Não é de hoje que o Brasil vem sofrendo com a crise econômica pela qual passa- a retração na economia é uma realidade que está sendo sentida pelos mais variados setores do país. No entanto, uma boa notícia foi divulgada pela Federação da Agricultura do Rio Grande do Sul – foi observado um crescimento na no setor da agropecuária, o que aumentou em 2% a participação no Produto Interno Bruto (PIB) brasileiro.

O grande aliado dos pecuaristas que investem para manter o comércio com o exterior tem sido o mercado da exportação do gado. Há cerca de três meses, em outubro do ano passado, foram exportados do Norte gaúcho, 270 animais vivos. A situação foi inédita e deixou os produtores da região e otimistas por poder contar com a alternativa.

O pecuarista Aparício Figueiredo mostra-se animados com as possibilidades, visto que, só da propriedade dele, 90 terneiros já foram exportados . O criador de gado já está pensando em algumas ações que o possibilitem ampliar a relação com os clientes estrangeiros. “Vai ser um novo patamar, um novo comércio do terneiro sem castrar, o terneiro ‘boludo’, e o terneiro castrado”, acentua o pecuarista. Ele ainda acrescenta – “Nós estamos preparando para ver se em fevereiro já faz um grande negócio, um grande comércio.

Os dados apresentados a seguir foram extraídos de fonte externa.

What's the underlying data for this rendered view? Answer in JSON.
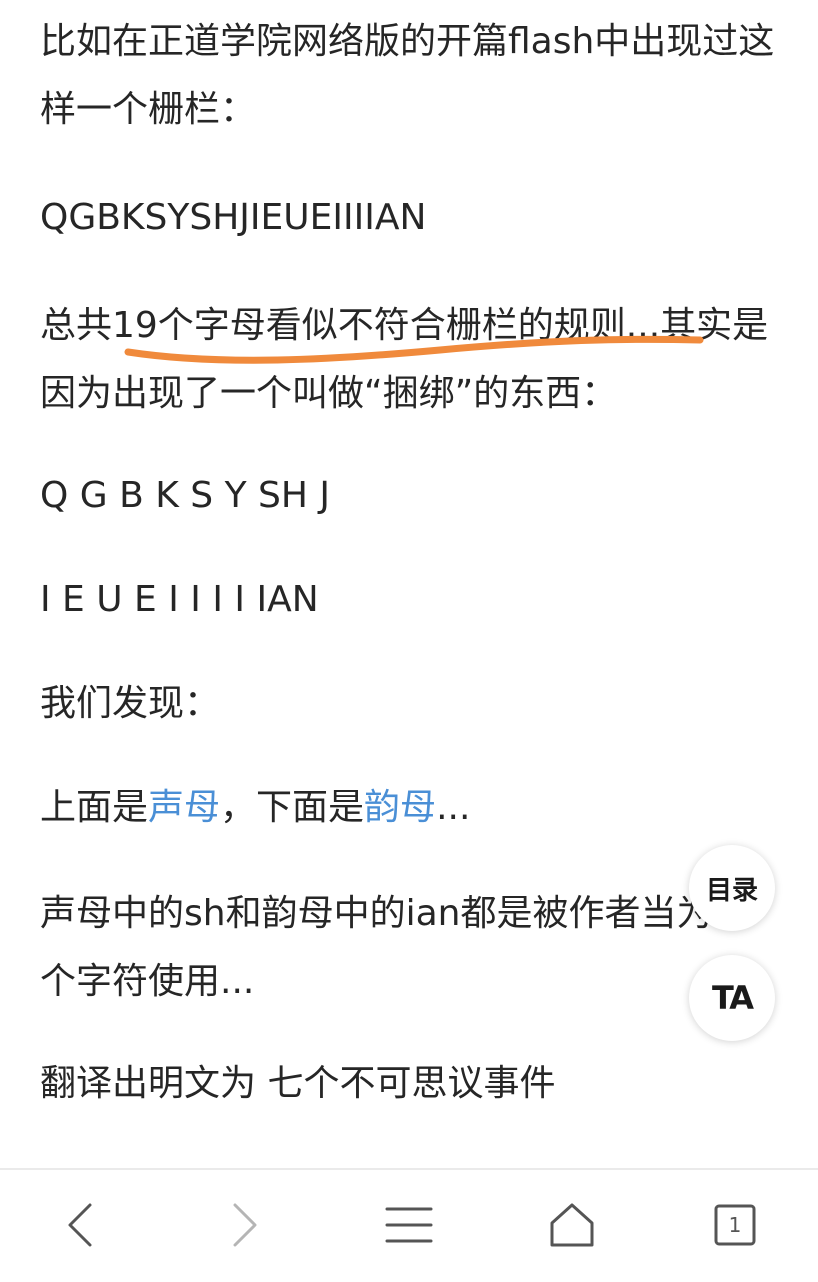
{
  "article": {
    "p1": "比如在正道学院网络版的开篇flash中出现过这样一个栅栏：",
    "p2": "QGBKSYSHJIEUEIIIIAN",
    "p3": "总共19个字母看似不符合栅栏的规则...其实是因为出现了一个叫做“捆绑”的东西：",
    "p4": "Q G B K S Y SH J",
    "p5": "I E U E I I I I IAN",
    "p6": "我们发现：",
    "p7": {
      "prefix": "上面是",
      "link1": "声母",
      "middle": "，下面是",
      "link2": "韵母",
      "suffix": "..."
    },
    "p8": "声母中的sh和韵母中的ian都是被作者当为一个字符使用...",
    "p9": "翻译出明文为 七个不可思议事件"
  },
  "floating": {
    "toc_label": "目录",
    "ta_label": "TA"
  },
  "bottom_nav": {
    "tab_count": "1"
  },
  "colors": {
    "text": "#262626",
    "link": "#4a8fd6",
    "highlight_underline": "#f08a3c",
    "icon": "#555555"
  }
}
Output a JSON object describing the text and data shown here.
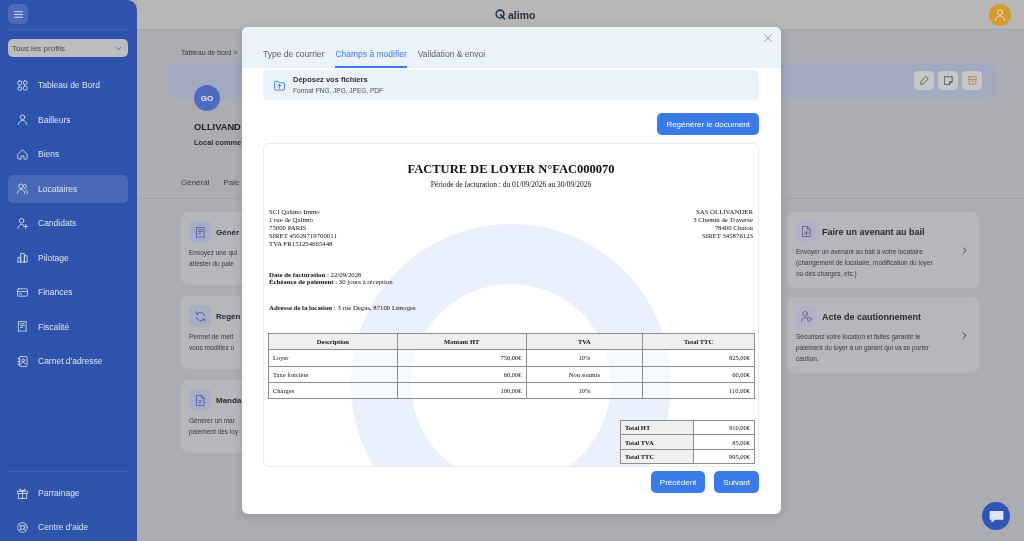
{
  "top_bar": {
    "logo": "alimo"
  },
  "sidebar": {
    "profile_filter": "Tous les profils",
    "items": [
      {
        "label": "Tableau de Bord",
        "selected": false
      },
      {
        "label": "Bailleurs",
        "selected": false
      },
      {
        "label": "Biens",
        "selected": false
      },
      {
        "label": "Locataires",
        "selected": true
      },
      {
        "label": "Candidats",
        "selected": false
      },
      {
        "label": "Pilotage",
        "selected": false
      },
      {
        "label": "Finances",
        "selected": false
      },
      {
        "label": "Fiscalité",
        "selected": false
      },
      {
        "label": "Carnet d'adresse",
        "selected": false
      }
    ],
    "footer_items": [
      {
        "label": "Parrainage"
      },
      {
        "label": "Centre d'aide"
      }
    ]
  },
  "tenant_page": {
    "breadcrumb": "Tableau de bord >",
    "initials": "GO",
    "name": "OLLIVAND",
    "subtitle": "Local comme",
    "tabs": [
      {
        "label": "Général"
      },
      {
        "label": "Paie"
      }
    ],
    "left_cards": [
      {
        "title": "Génér",
        "lines": [
          "Envoyez une qui",
          "attester du paie"
        ]
      },
      {
        "title": "Regén",
        "lines": [
          "Permet de mett",
          "vous modifiez u"
        ]
      },
      {
        "title": "Manda",
        "lines": [
          "Générer un mar",
          "paiement des loy"
        ]
      }
    ],
    "right_cards": [
      {
        "title": "Faire un avenant au bail",
        "lines": [
          "Envoyer un avenant au bail à votre locataire",
          "(changement de locataire, modification du loyer",
          "ou des charges, etc.)"
        ]
      },
      {
        "title": "Acte de cautionnement",
        "lines": [
          "Sécurisez votre location et faites garantir le",
          "paiement du loyer à un garant qui va se porter",
          "caution."
        ]
      }
    ]
  },
  "modal": {
    "tabs": [
      {
        "label": "Type de courrier",
        "selected": false
      },
      {
        "label": "Champs à modifier",
        "selected": true
      },
      {
        "label": "Validation & envoi",
        "selected": false
      }
    ],
    "dropzone": {
      "title": "Déposez vos fichiers",
      "hint": "Format PNG, JPG, JPEG, PDF"
    },
    "regenerate_button": "Regénérer le document",
    "document": {
      "title": "FACTURE DE LOYER N°FAC000070",
      "period": "Période de facturation : du 01/09/2026 au 30/09/2026",
      "issuer": [
        "SCI Qalimo Immo",
        "1 rue de Qalimo",
        "75000 PARIS",
        "SIRET 45029719700011",
        "TVA FR151254665448"
      ],
      "recipient": [
        "SAS OLLIVANDER",
        "3 Chemin de Traverse",
        "78400 Chatou",
        "SIRET 345876123"
      ],
      "dates": [
        "**Date de facturation** : 22/09/2026",
        "**Échéance de paiement** : 30 jours à réception"
      ],
      "rental_address": "**Adresse de la location** : 3 rue Degas, 87100 Limoges",
      "table": {
        "columns": [
          "Description",
          "Montant HT",
          "TVA",
          "Total TTC"
        ],
        "rows": [
          [
            "Loyer",
            "750,00€",
            "10%",
            "825,00€"
          ],
          [
            "Taxe foncière",
            "60,00€",
            "Non soumis",
            "60,00€"
          ],
          [
            "Charges",
            "100,00€",
            "10%",
            "110,00€"
          ]
        ]
      },
      "totals": [
        {
          "label": "Total HT",
          "value": "910,00€"
        },
        {
          "label": "Total TVA",
          "value": "85,00€"
        },
        {
          "label": "Total TTC",
          "value": "995,00€"
        }
      ]
    },
    "buttons": [
      {
        "label": "Précédent"
      },
      {
        "label": "Suivant"
      }
    ]
  }
}
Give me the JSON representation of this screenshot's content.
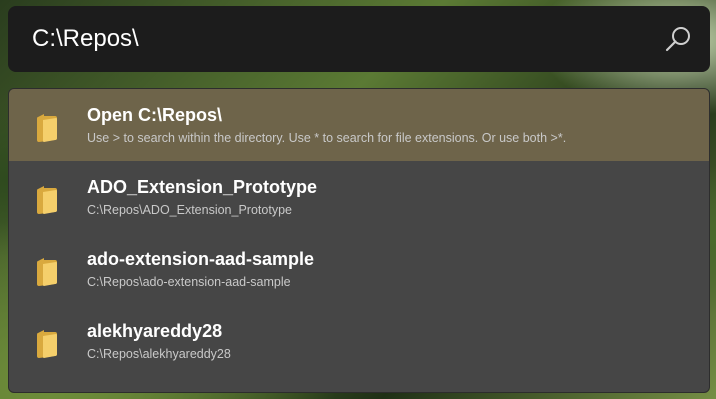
{
  "search": {
    "value": "C:\\Repos\\",
    "search_icon": "search-icon"
  },
  "results": [
    {
      "title": "Open C:\\Repos\\",
      "subtitle": "Use > to search within the directory. Use * to search for file extensions. Or use both >*.",
      "icon": "folder-icon",
      "selected": true
    },
    {
      "title": "ADO_Extension_Prototype",
      "subtitle": "C:\\Repos\\ADO_Extension_Prototype",
      "icon": "folder-icon",
      "selected": false
    },
    {
      "title": "ado-extension-aad-sample",
      "subtitle": "C:\\Repos\\ado-extension-aad-sample",
      "icon": "folder-icon",
      "selected": false
    },
    {
      "title": "alekhyareddy28",
      "subtitle": "C:\\Repos\\alekhyareddy28",
      "icon": "folder-icon",
      "selected": false
    }
  ],
  "colors": {
    "search_bg": "#1c1c1c",
    "list_bg": "#464646",
    "selected_bg": "#6e644a",
    "folder_yellow": "#f5cf6b"
  }
}
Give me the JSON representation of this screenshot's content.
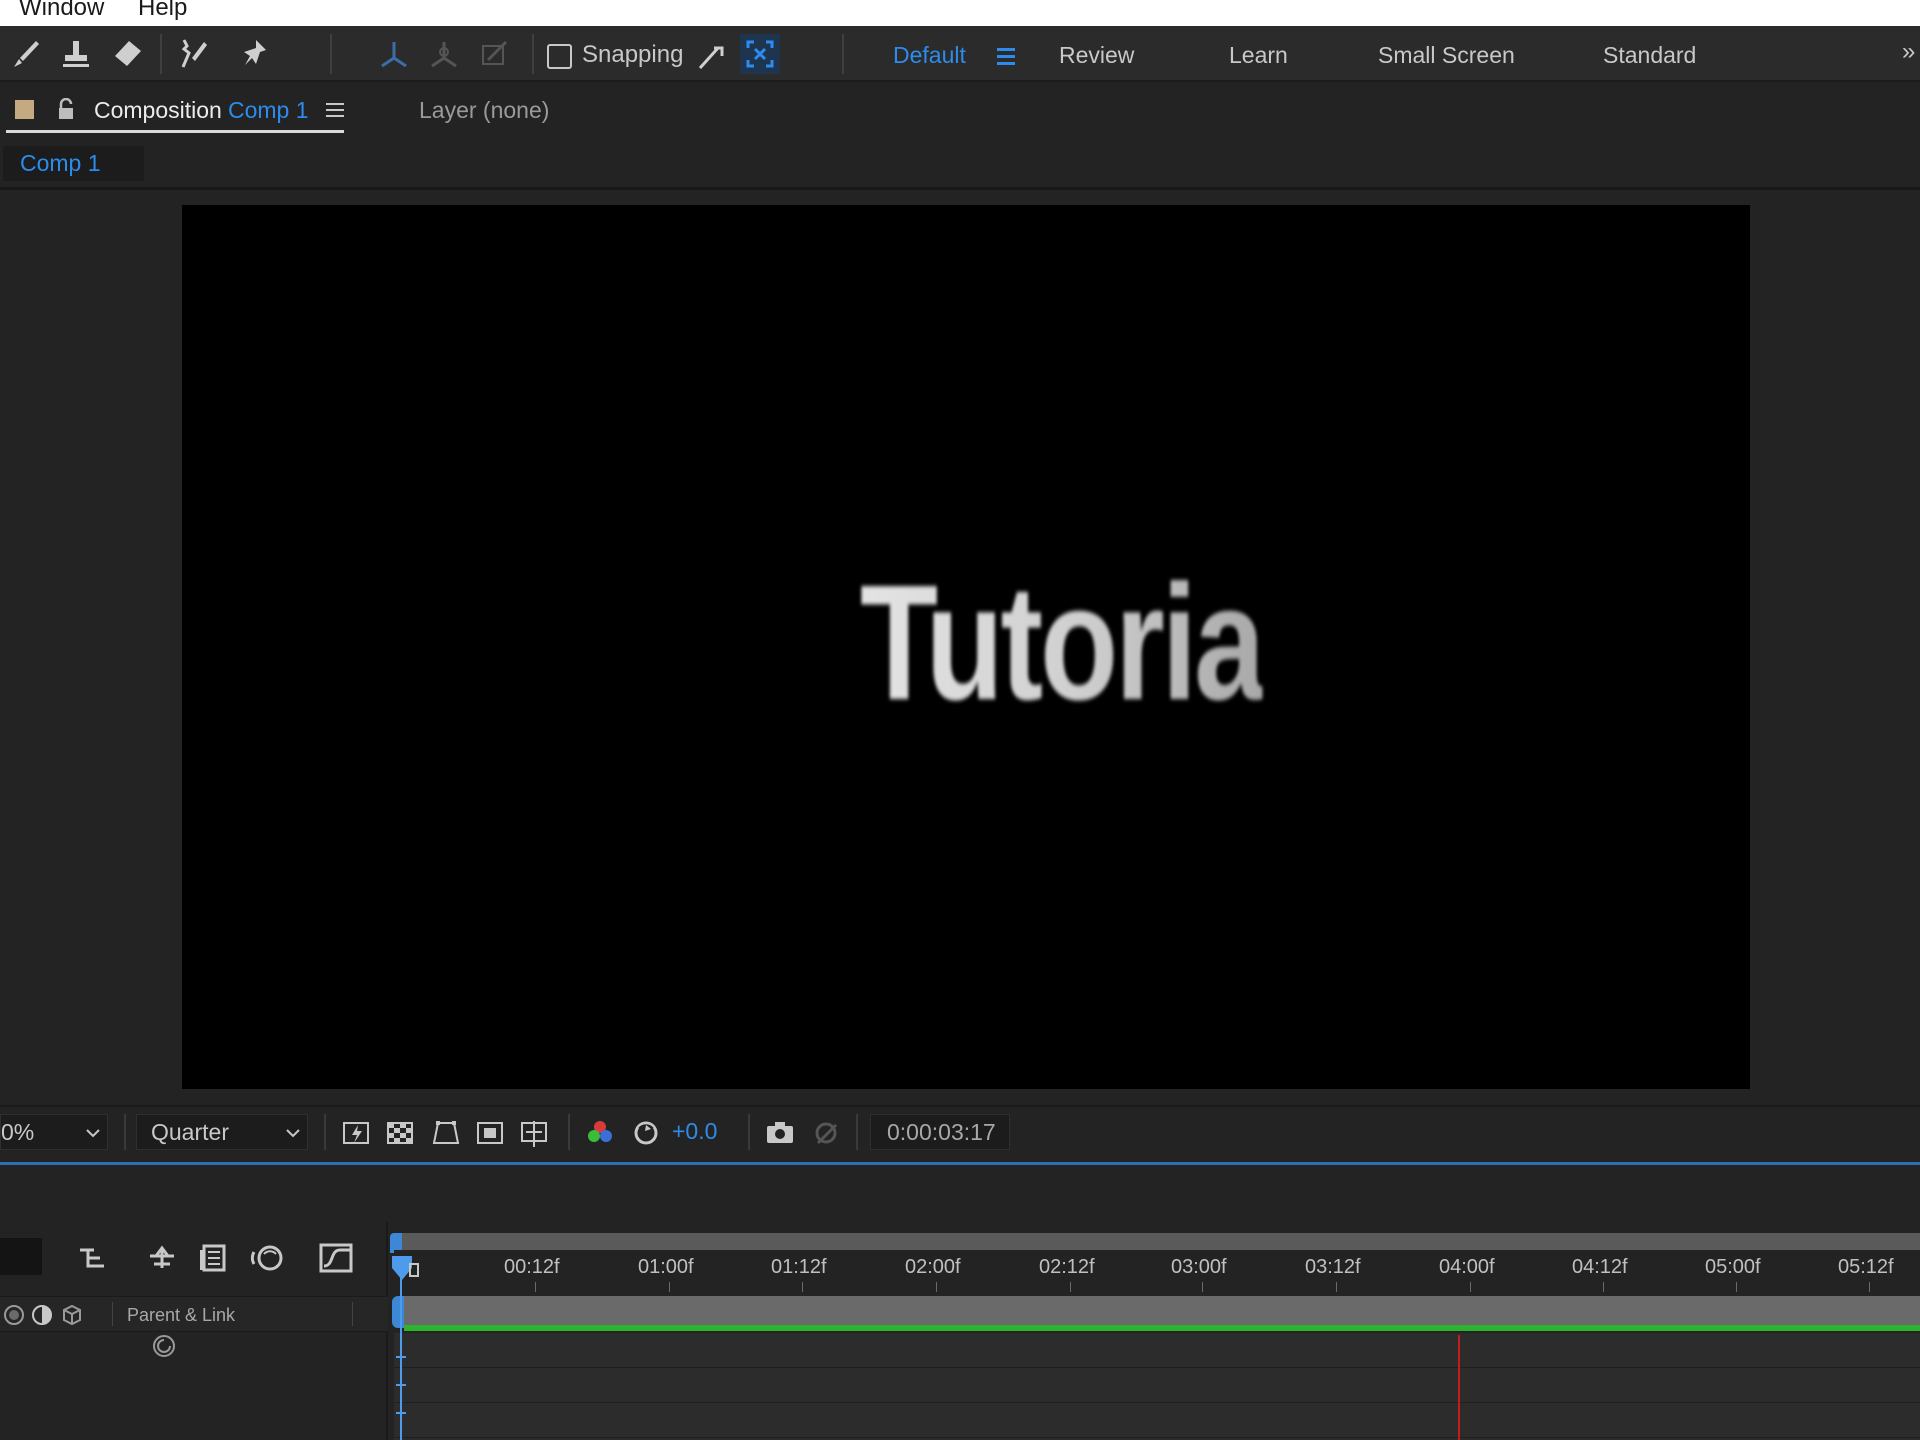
{
  "menubar": {
    "items": [
      "Window",
      "Help"
    ]
  },
  "toolbar": {
    "tools": [
      "brush-icon",
      "clone-stamp-icon",
      "eraser-icon",
      "roto-brush-icon",
      "puppet-pin-icon",
      "axis-local-icon",
      "axis-world-icon",
      "axis-view-icon"
    ],
    "snapping_label": "Snapping"
  },
  "workspaces": {
    "items": [
      "Default",
      "Review",
      "Learn",
      "Small Screen",
      "Standard"
    ],
    "active": "Default"
  },
  "panel": {
    "tab_label": "Composition",
    "tab_comp_name": "Comp 1",
    "layer_tab": "Layer  (none)",
    "breadcrumb": "Comp 1"
  },
  "canvas": {
    "text": "Tutoria"
  },
  "viewer_footer": {
    "zoom": "0%",
    "resolution": "Quarter",
    "exposure": "+0.0",
    "timecode": "0:00:03:17"
  },
  "timeline": {
    "ruler_ticks": [
      "00:12f",
      "01:00f",
      "01:12f",
      "02:00f",
      "02:12f",
      "03:00f",
      "03:12f",
      "04:00f",
      "04:12f",
      "05:00f",
      "05:12f"
    ],
    "parent_link_label": "Parent & Link"
  },
  "colors": {
    "accent": "#2d8ceb",
    "work_area_green": "#2db32d",
    "marker_red": "#c41b1b"
  }
}
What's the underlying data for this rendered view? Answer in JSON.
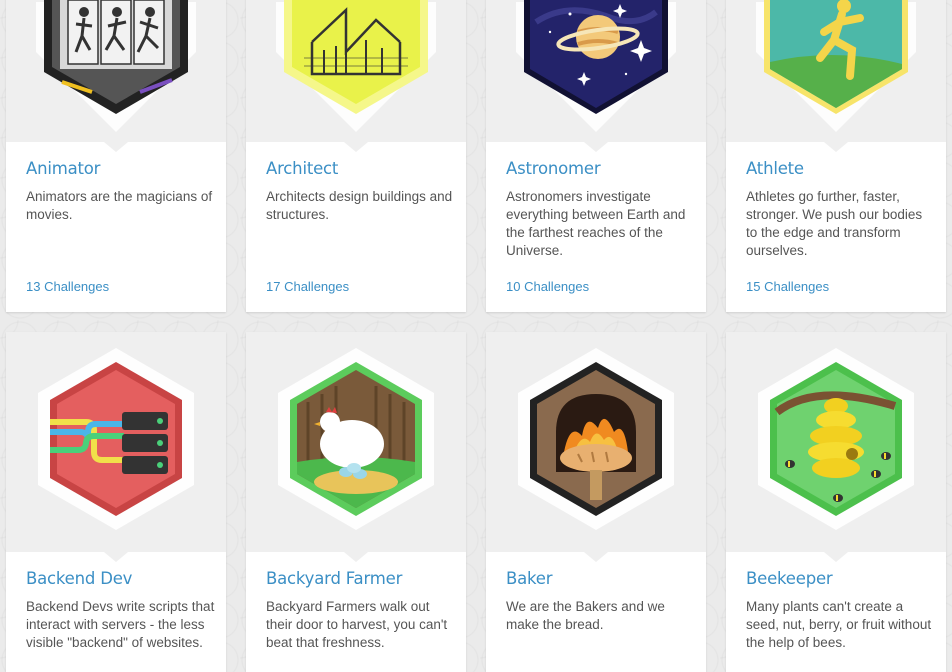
{
  "cards": [
    {
      "title": "Animator",
      "description": "Animators are the magicians of movies.",
      "challenges": "13 Challenges",
      "icon": "animator-badge-icon"
    },
    {
      "title": "Architect",
      "description": "Architects design buildings and structures.",
      "challenges": "17 Challenges",
      "icon": "architect-badge-icon"
    },
    {
      "title": "Astronomer",
      "description": "Astronomers investigate everything between Earth and the farthest reaches of the Universe.",
      "challenges": "10 Challenges",
      "icon": "astronomer-badge-icon"
    },
    {
      "title": "Athlete",
      "description": "Athletes go further, faster, stronger. We push our bodies to the edge and transform ourselves.",
      "challenges": "15 Challenges",
      "icon": "athlete-badge-icon"
    },
    {
      "title": "Backend Dev",
      "description": "Backend Devs write scripts that interact with servers - the less visible \"backend\" of websites.",
      "icon": "backend-dev-badge-icon"
    },
    {
      "title": "Backyard Farmer",
      "description": "Backyard Farmers walk out their door to harvest, you can't beat that freshness.",
      "icon": "backyard-farmer-badge-icon"
    },
    {
      "title": "Baker",
      "description": "We are the Bakers and we make the bread.",
      "icon": "baker-badge-icon"
    },
    {
      "title": "Beekeeper",
      "description": "Many plants can't create a seed, nut, berry, or fruit without the help of bees.",
      "icon": "beekeeper-badge-icon"
    }
  ],
  "colors": {
    "link": "#3b8fc5",
    "text": "#555555",
    "page_background": "#ebebeb"
  }
}
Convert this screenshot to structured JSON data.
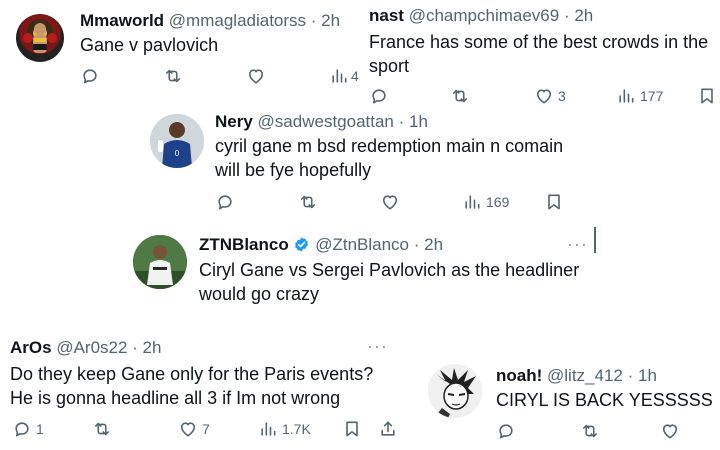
{
  "tweets": {
    "mmaworld": {
      "name": "Mmaworld",
      "handle": "@mmagladiatorss",
      "time": "· 2h",
      "text": "Gane v pavlovich",
      "views": "4"
    },
    "nast": {
      "name": "nast",
      "handle": "@champchimaev69",
      "time": "· 2h",
      "text_line1": "France has some of the best crowds in the",
      "text_line2": "sport",
      "likes": "3",
      "views": "177"
    },
    "nery": {
      "name": "Nery",
      "handle": "@sadwestgoattan",
      "time": "· 1h",
      "text_line1": "cyril gane m bsd redemption main n comain",
      "text_line2": "will be fye hopefully",
      "views": "169"
    },
    "ztnblanco": {
      "name": "ZTNBlanco",
      "handle": "@ZtnBlanco",
      "time": "· 2h",
      "more": "···",
      "text_line1": "Ciryl Gane vs Sergei Pavlovich as the headliner",
      "text_line2": "would go crazy"
    },
    "aros": {
      "name": "ArOs",
      "handle": "@Ar0s22",
      "time": "· 2h",
      "more": "···",
      "text_line1": "Do they keep Gane only for the Paris events?",
      "text_line2": "He is gonna headline all 3 if Im not wrong",
      "replies": "1",
      "likes": "7",
      "views": "1.7K"
    },
    "noah": {
      "name": "noah!",
      "handle": "@litz_412",
      "time": "· 1h",
      "text": "CIRYL IS BACK YESSSSS"
    }
  },
  "colors": {
    "text": "#0f1419",
    "muted": "#536471",
    "verified": "#1d9bf0"
  }
}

O gado vai valer preço, o gado vai valer dinheiro”. Ele já reservou 200 terneiros com o intuito de vende-los no comércio exterior.

É importante ter claro, contudo, que, para se obter sucesso no setor, a alimentação dos animais é uma etapa fundamental. É ela que garante o desenvolvimento adequado do boi. Na criação de Aparício, por exemplo, trabalha-se com a intenção de manter o peso dos animais entre 200kg e 320kg. Para isso, e também para manter o sabor da carne na hora do consumo e conquistar os cliente estrangeiros, na época do confinamento – sistema de criação que visa acelerar a engorda, com o objetivo de otimizar o processo produtivo – a estratégia pensada por Aparício Figueiredo é preparar o cardápio do animais sem ração, mas incluir o resíduo de soja, a silagem de milho, a aveia coronada branca e o mineral. Afinal, se a carne, tanto em gosto quanto em aspecto, não estiver do agrado dos compradores, o negócio não vai para frente.